Paul-André Proulx

Littérature Québecoises

Desjardins, Martine.

L'Évocation.
Éd. Leméac, 2005, 169 p.

Les Effets de la rancœur

En 1838, des colons s'installent dans le canton d'Armagh, nom homonyme d'une ville de l'Ulster en Irlande du Nord. C'est dans ce décor qui longe la route 281 d'aujourd'hui que Martine Desjardins transplante ses personnages, dont Magnus McEvoy, un contre-amiral irlandais sous les ordres du général Wolfe lors de la conquête anglaise. Il ne s'agit pas d'un roman historique, mais d'une incursion dans le monde secret de l'ancien officier venu s'établir dans la région de La Chaudière. Jusqu'à sa mort, il y exploita une mine de sel qui fit sa richesse.

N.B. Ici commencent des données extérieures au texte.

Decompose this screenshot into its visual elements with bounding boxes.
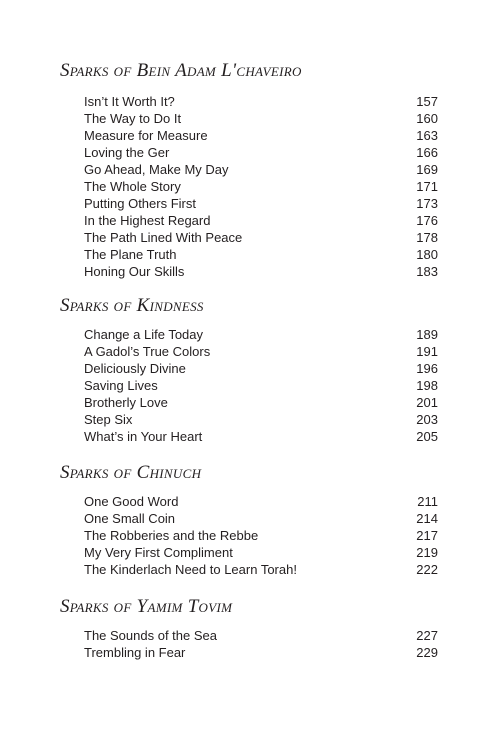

Son décès sert d'amorce à la vengeance de sa fille Lily, qui veut laver le déshonneur dont ses parents ont été victimes. Mise au courant de leur secret en écoutant aux portes, l'héroïne entreprend, à leur mort presque simultanée, un long deuil pendant lequel elle s'isole, de 17 à 22 ans, dans le magnifique manoir familial, Rideaux fermés, certaines pièces condamnées, elle se prépare psychologiquement à sa victoire. Se laissant dépérir, elle survit grâce au sel dont la propriété de conservation est reconnue. Elle recueille même ses larmes qu'elle fait sécher pour qu'elles se transforment en perles cristallines. En somme, elle cherche à s'ériger elle-même en statue de sel comme la femme de Loth afin que le coupable n'oublie jamais son infamie.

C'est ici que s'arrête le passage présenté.